The appellate court held that the peer-review statute did not protect Dr. Painter’s post-operation comments. The court narrowly interpreted the statute to protect from compelled disclosure only those statements made while a committee is actually engaged in the peer-review process. Statements made before the peer-review process begins or after it ends fall outside the peer-review privilege.
The court reiterated that the privilege does not protect information obtained after a medical incident but before the peer-review process formally begins. Nor does this information transform into privileged material when it is later reported to a peer-review committee.
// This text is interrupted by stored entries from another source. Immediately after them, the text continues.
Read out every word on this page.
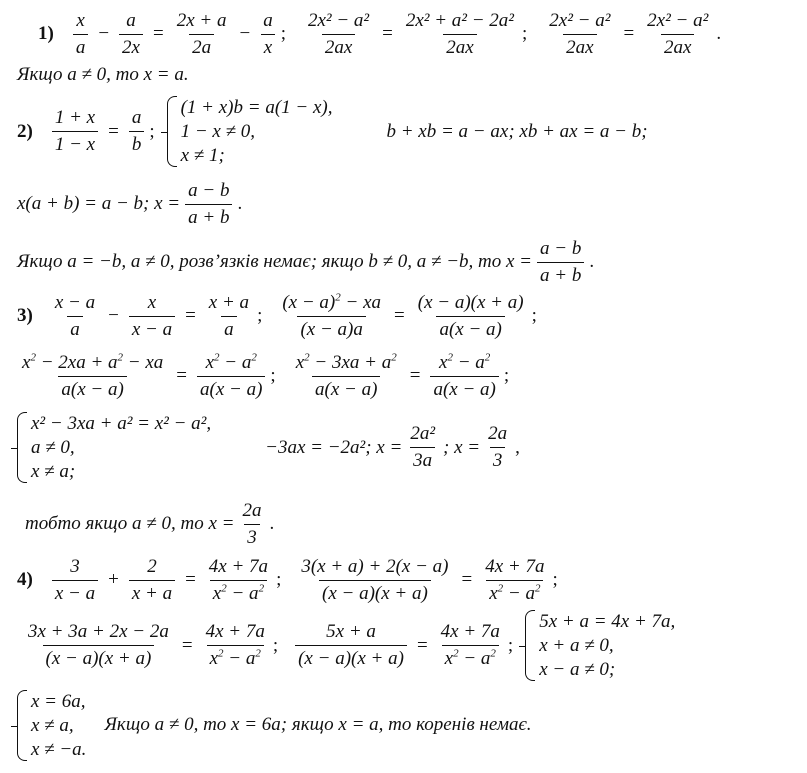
$1) \frac{x}{a} - \frac{a}{2x} = \frac{2x + a}{2a} - \frac{a}{x}$ ; $\frac{\text{2x² − a²}}{2ax} = \frac{\text{2x² + a² − 2a²}}{2ax}$ ; $\frac{\text{2x² − a²}}{2ax} = \frac{\text{2x² − a²}}{2ax}$ .
Якщо a ≠ 0, то x = a.
$2) \frac{1 + x}{1 - x} = \frac{a}{b}$ ;
(1 + x)b = a(1 − x),
1 − x ≠ 0,
x ≠ 1;
b + xb = a − ax; xb + ax = a − b;
x(a + b) = a − b; $x = \frac{a - b}{a + b}$ .
Якщо a = −b, a ≠ 0, розв’язків немає; якщо b ≠ 0, a ≠ −b, то $x = \frac{a - b}{a + b}$ .
$3) \frac{x - a}{a} - \frac{x}{x - a} = \frac{x + a}{a}$ ; $\frac{(x - a)^2 - xa}{(x - a)a} = \frac{(x - a)(x + a)}{a(x - a)}$ ;
$\frac{x^2 - 2xa + a^2 - xa}{a(x - a)} = \frac{x^2 - a^2}{a(x - a)}$ ; $\frac{x^2 - 3xa + a^2}{a(x - a)} = \frac{x^2 - a^2}{a(x - a)}$ ;
x² − 3xa + a² = x² − a²,
a ≠ 0,
x ≠ a;
−3ax = −2a²; $x = \frac{\text{2a²}}{3a}$ ; $x = \frac{2a}{3}$ ,
тобто якщо a ≠ 0, то $x = \frac{2a}{3}$ .
$4) \frac{3}{x - a} + \frac{2}{x + a} = \frac{4x + 7a}{x^2 - a^2}$ ; $\frac{3(x + a) + 2(x - a)}{(x - a)(x + a)} = \frac{4x + 7a}{x^2 - a^2}$ ;
$\frac{3x + 3a + 2x - 2a}{(x - a)(x + a)} = \frac{4x + 7a}{x^2 - a^2}$ ; $\frac{5x + a}{(x - a)(x + a)} = \frac{4x + 7a}{x^2 - a^2}$ ;
5x + a = 4x + 7a,
x + a ≠ 0,
x − a ≠ 0;
x = 6a,
x ≠ a,
x ≠ −a.
Якщо a ≠ 0, то x = 6a; якщо x = a, то коренів немає.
The privilege does not even protect statements made in anticipation of a peer-review process. Simply put, the peer-review privilege does not protect letters, emails, declarations, and statements made before the peer-review process formally begins.
Even though the Tunca case arose in a defamation setting, it contains lessons for in-house and outside counsel representing medical providers in malpractice settings. This case follows so many other decisions that narrowly interpret privilege rules and statutes.
Physicians routinely discuss post-incident information for purposes of learning what occurred and preventing repeat incidents, which is the same goal as the peer-review process. Yet, the privilege does not protect these statements unless made after formal institution of medical peer-review proceedings.
Counsel should endeavor to train physicians and medical staff regarding how to handle post-incident comments and discussions. While not all states follow Illinois’ strict statutory construction, the Tunca case should serve as caution in all peer-review situations.